G20 menegaskan kembali pentingnya kerja sama internasional dalam penanganan pandemi serta pemulihan ekonomi. Kerja sama internasional di bidang kesehatan, perdagangan, dan pembiayaan sangat dibutuhkan.
Di bidang kesehatan, G20 berkomitmen untuk dapat mengontrol pandemi ini secepat mungkin melalui penguatan peran imunisasi Covid-19 sebagai global public good. G20 memprioritaskan upaya untuk memperluas akses global terhadap vaksin serta terapeutik dan diagnostik Covid-19, terutama bagi negara berkembang.
Untuk memperkuat ketahanan global terhadap pandemi di masa depan, High Level Independent Panel (HLIP) on Financing Global Commons for Pandemic Preparedness and Response menyampaikan rekomendasi pembentukan Global Health Threats Fund untuk mobilisasi pembiayaan internasional serta pembentukan Global Health Threats Board untuk memperkuat tata kelola global atas pembiayaan kesehatan, yang akan diputuskan pada FMCBG bulan Oktober nanti.
G20 terus berkomitmen dalam membantu negara-negara miskin (low income countries) dalam penanganan pandemi dan pemulihan ekonomi. Setelah perpanjangan restrukturisasi utang melalui Debt Service Suspension Initiative (DSSI) dan implementasi restrukturisasi utang dalam kerangka Common Framework for Debt Treatments beyond the DSSI, G20 juga mendorong peningkatan dukungan pembiayaan oleh Bank Pembangunan Multilateral.

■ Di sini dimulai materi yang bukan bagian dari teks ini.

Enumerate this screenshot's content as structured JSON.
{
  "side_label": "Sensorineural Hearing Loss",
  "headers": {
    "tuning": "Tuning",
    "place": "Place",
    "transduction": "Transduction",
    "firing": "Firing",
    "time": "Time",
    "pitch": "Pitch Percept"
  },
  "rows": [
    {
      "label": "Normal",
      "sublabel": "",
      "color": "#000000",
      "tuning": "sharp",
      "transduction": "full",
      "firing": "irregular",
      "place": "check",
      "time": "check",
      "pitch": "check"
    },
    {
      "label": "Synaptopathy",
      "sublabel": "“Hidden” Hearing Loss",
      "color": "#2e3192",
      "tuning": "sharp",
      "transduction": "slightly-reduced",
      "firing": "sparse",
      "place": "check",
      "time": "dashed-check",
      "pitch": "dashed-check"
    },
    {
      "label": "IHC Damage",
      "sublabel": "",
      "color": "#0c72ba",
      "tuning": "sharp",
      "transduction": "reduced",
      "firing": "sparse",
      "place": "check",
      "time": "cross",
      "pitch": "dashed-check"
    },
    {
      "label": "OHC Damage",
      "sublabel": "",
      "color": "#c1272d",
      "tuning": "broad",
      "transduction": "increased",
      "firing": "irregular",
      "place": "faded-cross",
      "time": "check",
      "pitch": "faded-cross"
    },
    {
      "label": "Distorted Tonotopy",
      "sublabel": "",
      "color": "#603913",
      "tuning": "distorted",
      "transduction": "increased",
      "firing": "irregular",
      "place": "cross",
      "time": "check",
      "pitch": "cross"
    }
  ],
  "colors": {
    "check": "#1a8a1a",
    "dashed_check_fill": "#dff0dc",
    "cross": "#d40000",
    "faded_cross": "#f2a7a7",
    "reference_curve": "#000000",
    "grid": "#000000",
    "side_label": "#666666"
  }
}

Dalam periode April 2020 – Mei 2021, Bank Pembangunan Multilateral telah menyalurkan pembiayaan sebesar USD44,1 miliar bagi negara-negara miskin.
Para Menteri Keuangan dan Gubernur Bank Sentral G20 sepakat untuk mendukung penerapan solusi berbasis konsensus yang terdiri dari dua pilar terkait kebijakan pajak ekonomi digital yang juga telah disepakati oleh 132 dari 139 negara atau yurisdiksi anggota OECD/G20 Inclusive Framework on Base Erosion and Profit Shifting (BEPS).
Kesepakatan ini merupakan hal bersejarah yang akan mengubah platform atau arsitektur perpajakan internasional. Dengan kesepakatan ini, terkait pilar satu, negara pasar termasuk Indonesia akan berkesempatan mendapatkan alokasi hak pemajakan atas penghasilan global yang diterima perusahaan digital global atau multinasional terbesar dan yang paling menguntungkan. Selain itu, terkait pilar dua yang berfokus pada pajak minimum global untuk pemerataan dalam sistem perpajakan internasional, telah disepakati tarif pajak minimum global sebesar 15%.
Menteri Keuangan Sri Mulyani Indrawati menyatakan dalam pidatonya, “Kesepakatan ini memperlihatkan kemampuan pendekatan multilateralisme dalam mengatasi tantangan global, khususnya terkait Base Erosion Profit Shifting (BEPS) serta persaingan tarif pajak yang tidak sehat (“race to the bottom”), dan diharapkan menghadirkan sistem perpajakan internasional yang lebih adil dan inklusif”.
Menkeu menambahkan, “Bagi Indonesia, kesepakatan yang dihasilkan dari upaya yang besar ini sangat penting. Hal ini selaras dengan reformasi perpajakan yang saat ini sedang dilakukan, khususnya di area perpajakan internasional, sebagaimana diusulkan di dalam RUU KUP”.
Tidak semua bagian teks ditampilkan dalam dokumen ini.